Отсутствие жора из-за плохой акклиматизации во внутриконтинентальной Антарктиде никого не мучило. Какая акклиматизация?! Какая еще, блин-компот, внутриконтинентальность?! В высшей точке подъема поезд не взобрался и на полтора километра, а теперь неуклонно спускался с купола. Еще полдня пути к побережью — и начнется зона трещин, придется искать компромисс между скоростью движения и риском угробиться, размечать вешками безопасный путь…
Нельзя сказать, что на куполе нет трещин. Еще сколько! Но все-таки это благодать божья по сравнению с краем ледника, что ползет к океану куда быстрее, неизбежно ломаясь. И осадков внутри материка меньше, и ветры не такие, а значит, меньше снежных мостов. А где мосты все-таки есть, там можно положиться на наметанный глаз опытного водителя. Нет нужды тратить время на беспрерывное прощупывание пути шестом, не надо постоянно идти на вожжах — шпарь прямо, но не спи!
Обратно по разведанному пути, по накатанной колее идти гораздо легче. «Е в кубе» знал, что при сносной погоде и отсутствии поломок любой из его ребят вернулся бы отсюда в Новорусскую за трое-четверо суток. Даже с грузом. А добежать без груза вообще не проблема.
Жуткий соблазн для всех, когда они узнают…
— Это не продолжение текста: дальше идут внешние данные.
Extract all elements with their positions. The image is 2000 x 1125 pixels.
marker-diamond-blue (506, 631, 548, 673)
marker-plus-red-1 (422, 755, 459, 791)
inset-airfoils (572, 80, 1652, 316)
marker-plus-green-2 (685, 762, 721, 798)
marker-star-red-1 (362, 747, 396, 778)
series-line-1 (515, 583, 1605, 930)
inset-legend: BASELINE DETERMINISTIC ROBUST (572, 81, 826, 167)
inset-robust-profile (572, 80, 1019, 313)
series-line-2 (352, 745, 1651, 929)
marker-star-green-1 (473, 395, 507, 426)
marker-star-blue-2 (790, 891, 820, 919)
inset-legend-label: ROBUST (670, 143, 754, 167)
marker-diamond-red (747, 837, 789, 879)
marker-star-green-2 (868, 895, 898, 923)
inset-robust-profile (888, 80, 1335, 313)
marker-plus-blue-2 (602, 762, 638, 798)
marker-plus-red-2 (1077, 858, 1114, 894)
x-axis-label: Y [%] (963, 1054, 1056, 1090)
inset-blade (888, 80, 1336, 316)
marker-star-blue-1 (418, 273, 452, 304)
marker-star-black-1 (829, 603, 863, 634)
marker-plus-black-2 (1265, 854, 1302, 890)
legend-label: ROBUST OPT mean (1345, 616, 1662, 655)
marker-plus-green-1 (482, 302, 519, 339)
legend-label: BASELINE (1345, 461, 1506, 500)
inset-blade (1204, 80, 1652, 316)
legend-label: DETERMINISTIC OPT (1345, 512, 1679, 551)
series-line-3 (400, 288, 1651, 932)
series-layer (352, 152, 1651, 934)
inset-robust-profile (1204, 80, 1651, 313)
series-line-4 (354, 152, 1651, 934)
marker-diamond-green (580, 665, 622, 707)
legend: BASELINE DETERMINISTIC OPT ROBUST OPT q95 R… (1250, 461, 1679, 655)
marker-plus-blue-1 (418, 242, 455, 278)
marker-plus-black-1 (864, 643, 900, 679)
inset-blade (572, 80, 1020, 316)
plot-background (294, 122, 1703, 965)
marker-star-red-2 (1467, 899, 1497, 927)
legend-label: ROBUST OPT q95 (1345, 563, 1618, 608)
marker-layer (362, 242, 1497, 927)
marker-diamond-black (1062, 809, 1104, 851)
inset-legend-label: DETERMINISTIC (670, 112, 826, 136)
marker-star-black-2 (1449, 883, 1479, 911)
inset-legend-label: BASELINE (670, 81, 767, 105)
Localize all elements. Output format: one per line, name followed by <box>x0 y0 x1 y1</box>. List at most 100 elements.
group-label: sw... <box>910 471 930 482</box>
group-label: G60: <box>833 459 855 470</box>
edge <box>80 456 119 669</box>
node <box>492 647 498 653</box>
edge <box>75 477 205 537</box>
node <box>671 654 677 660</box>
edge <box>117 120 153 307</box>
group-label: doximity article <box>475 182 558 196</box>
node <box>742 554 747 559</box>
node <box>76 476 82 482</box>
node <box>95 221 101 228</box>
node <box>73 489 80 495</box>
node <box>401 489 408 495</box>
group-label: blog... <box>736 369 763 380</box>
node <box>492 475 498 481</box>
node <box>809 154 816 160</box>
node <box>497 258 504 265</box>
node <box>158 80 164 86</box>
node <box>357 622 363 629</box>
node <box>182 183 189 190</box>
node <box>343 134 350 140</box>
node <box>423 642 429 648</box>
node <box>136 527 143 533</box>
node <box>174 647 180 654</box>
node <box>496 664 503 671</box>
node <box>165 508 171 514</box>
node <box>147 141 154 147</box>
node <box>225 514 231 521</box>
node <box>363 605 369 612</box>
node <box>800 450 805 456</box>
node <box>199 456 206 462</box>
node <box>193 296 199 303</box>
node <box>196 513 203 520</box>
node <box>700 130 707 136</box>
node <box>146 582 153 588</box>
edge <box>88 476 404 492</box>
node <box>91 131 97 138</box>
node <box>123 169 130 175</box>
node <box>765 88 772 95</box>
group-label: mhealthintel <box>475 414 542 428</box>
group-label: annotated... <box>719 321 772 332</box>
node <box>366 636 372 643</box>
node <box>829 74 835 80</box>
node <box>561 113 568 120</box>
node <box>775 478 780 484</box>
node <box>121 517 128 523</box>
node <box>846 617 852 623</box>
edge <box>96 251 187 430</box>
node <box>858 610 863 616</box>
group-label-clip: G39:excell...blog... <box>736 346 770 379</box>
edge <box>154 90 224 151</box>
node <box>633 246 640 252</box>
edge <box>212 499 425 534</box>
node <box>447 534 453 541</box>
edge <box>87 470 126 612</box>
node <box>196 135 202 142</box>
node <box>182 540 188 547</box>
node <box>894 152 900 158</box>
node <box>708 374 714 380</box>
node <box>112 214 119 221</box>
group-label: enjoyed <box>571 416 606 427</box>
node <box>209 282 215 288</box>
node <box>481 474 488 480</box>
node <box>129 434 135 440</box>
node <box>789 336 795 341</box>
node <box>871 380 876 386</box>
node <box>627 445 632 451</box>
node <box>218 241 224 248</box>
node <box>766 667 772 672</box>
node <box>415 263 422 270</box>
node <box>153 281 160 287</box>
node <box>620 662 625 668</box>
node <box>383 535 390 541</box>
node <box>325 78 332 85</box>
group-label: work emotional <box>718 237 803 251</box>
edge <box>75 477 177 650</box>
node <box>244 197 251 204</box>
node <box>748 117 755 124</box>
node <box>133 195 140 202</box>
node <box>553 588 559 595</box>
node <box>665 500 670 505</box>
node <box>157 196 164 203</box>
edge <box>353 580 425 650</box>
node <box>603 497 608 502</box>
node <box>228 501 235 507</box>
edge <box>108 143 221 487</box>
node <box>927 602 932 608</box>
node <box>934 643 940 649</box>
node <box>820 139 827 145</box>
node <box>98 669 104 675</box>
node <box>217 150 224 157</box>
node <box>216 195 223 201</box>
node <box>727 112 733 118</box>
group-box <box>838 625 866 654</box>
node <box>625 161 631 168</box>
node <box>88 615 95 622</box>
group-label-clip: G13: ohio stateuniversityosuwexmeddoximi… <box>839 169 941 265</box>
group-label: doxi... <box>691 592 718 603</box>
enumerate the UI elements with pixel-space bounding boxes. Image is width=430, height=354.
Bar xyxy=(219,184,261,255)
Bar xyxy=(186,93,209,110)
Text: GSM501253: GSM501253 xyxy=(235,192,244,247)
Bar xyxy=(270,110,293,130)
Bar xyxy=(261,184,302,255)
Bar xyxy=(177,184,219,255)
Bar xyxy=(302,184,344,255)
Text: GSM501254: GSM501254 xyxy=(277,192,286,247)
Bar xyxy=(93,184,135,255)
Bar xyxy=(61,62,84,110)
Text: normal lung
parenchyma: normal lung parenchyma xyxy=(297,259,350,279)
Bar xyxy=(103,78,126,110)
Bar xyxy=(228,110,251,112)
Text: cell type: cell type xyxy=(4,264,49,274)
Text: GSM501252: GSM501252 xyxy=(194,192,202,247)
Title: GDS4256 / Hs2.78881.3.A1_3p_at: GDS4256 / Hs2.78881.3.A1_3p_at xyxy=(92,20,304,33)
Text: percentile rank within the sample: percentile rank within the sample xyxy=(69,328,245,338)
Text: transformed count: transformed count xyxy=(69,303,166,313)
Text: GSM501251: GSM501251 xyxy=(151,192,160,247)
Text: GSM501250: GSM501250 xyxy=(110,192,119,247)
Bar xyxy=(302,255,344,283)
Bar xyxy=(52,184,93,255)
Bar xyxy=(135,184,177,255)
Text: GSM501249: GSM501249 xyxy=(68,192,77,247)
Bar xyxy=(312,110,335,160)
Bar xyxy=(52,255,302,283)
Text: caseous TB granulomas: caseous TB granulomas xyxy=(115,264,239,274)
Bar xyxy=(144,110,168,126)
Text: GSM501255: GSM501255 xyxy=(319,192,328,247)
Погода была почти приятная: низкое хмурое небо, семь градусов ниже нуля, умеренный ветер. Ни тумана, ни пурги. Народ, не поместившийся в кухонный балок, принимал пищу рядом, кто сидя, кто стоя, а кто и лежа на брюхе перед миской. Обычные в таких случаях шутки сегодня казались натянутыми. Ерепеев молча хлебал супчик, хмуро выплевывал рыбьи косточки. Сейчас должно было начаться…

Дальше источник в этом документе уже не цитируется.